You hit your wife. You probably hit—and you most certainly terrify—your children.

You’re doing to them the same thing that was done to you.

And the only reason you’re doing that is because you’ve forgotten what you probably never consciously knew in the first place, which is that in your basement—at your foundation—is this righteous anger that’s been haunting you probably since before you even had any appreciable consciousness. Your anger is primal to you that way.

Friend: you’re not mad at your wife. You’re not mad at your children. You’re not mad at the world. You’re not mad at yourself.

You’re mad at whomever fucked you when you were a kid.

That anger you must deal with. If you don’t, it will just keep on dealing with you.

And the only hard part about dealing with that anger is in finding it again. That’s it. That’s your whole challenge. You have to tear up those floorboards. You have to pry through that base layer. You have to put on a hard-hat and some thick canvas gloves, get down on your knees, and start digging down beneath your house until you hit that black, thick, hot layer of raw anger that’s long been flowing and percolating beneath everything you are.

And into that stream you must jump. You must let that terrible darkness wash over you. You must swim against it, and trace it back to its source; you must swim with it, and see all that it has done to compromise the quality of your life.

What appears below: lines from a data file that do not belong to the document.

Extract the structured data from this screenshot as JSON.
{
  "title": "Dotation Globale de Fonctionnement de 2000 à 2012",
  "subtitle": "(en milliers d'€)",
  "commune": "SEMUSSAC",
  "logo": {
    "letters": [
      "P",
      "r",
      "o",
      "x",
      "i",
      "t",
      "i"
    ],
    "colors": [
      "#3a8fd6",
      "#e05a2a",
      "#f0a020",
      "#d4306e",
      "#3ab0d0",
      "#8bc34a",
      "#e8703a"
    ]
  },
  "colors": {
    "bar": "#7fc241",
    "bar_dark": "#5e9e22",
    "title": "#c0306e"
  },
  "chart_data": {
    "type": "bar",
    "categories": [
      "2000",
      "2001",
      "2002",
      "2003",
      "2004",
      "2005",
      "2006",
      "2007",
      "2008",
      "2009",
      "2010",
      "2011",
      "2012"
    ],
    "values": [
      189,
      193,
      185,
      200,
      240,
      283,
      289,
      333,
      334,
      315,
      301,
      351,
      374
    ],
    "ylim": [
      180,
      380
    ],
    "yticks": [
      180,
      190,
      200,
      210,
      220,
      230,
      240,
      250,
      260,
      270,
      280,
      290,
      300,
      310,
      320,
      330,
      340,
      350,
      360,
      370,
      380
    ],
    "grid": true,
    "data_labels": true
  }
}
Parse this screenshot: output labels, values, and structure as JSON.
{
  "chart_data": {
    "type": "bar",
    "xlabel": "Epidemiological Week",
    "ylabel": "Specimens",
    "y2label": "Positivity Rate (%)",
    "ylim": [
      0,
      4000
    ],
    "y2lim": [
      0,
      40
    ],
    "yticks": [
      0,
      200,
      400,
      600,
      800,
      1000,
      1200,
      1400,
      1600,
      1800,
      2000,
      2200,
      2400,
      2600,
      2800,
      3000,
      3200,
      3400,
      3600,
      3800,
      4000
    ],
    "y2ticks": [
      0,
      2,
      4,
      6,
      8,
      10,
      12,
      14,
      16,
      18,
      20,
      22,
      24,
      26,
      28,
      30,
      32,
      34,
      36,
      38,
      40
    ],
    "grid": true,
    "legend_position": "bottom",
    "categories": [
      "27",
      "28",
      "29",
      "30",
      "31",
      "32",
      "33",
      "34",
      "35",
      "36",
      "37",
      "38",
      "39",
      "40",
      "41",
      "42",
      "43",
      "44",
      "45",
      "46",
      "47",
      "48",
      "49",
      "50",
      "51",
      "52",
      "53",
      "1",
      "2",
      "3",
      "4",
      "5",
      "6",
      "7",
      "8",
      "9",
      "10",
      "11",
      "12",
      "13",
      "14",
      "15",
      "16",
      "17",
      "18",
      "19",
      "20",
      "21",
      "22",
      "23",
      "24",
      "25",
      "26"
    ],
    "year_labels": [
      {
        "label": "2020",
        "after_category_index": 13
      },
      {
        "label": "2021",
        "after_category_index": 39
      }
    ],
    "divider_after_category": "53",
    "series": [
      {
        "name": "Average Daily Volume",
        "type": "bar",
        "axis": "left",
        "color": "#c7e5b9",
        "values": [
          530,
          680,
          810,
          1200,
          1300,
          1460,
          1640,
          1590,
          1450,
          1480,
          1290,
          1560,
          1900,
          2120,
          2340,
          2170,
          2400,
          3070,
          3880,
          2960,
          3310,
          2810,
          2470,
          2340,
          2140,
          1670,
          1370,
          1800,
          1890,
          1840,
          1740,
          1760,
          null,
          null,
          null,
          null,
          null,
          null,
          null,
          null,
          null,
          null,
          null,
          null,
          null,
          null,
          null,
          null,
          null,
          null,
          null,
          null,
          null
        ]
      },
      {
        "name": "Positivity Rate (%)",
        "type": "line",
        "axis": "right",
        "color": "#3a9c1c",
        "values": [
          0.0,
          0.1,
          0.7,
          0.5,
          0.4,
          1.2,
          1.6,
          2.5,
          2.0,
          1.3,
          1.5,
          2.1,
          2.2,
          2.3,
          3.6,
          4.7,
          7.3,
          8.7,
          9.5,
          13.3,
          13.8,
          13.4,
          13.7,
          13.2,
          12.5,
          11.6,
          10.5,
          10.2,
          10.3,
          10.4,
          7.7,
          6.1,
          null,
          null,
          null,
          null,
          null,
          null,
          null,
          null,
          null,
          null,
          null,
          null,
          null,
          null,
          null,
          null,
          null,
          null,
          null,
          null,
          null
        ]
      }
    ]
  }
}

You must, in a word, process all of that anger. You must experience it as an adult in a way that you couldn’t as a child.

You call it what it is.

You give it back to the assholes who gave it to you.

You finally rid yourself of it.

Again, none of this is too difficult. It’s not scary. They don’t own you anymore. You don’t have to fear them anymore.

You will win this. Or, at least, you can if you want to.

To change your life—to make of yourself what you would have become if you hadn’t been raised so unnaturally—the only thing you have to do is go back; find your fear; acknowledge the legitimacy of that fear; register the anger in you that fear engendered; go down and find where for all these years you’ve been keeping that mighty anger; fearlessly walk into that anger; feel that anger; feel all of that anger; and then walk away from the dry ashes it will become once you vaporize it through the power of your simple and concentrated awareness of it.

That’s it. That’s your job. Do that—find a therapist to help you do that—and, if nothing else, you can save yourself.

I wish you all the luck in the world with this. I wish it for you, your wife, and especially for your children. I know that you can become the father to your children that they need you to be. You recover from this—you actually change into the man you were born to be—and you’ll have given them a model that will serve and inspire them for the rest of their lives. You’ll have proven that nothing can prevail against the power of love.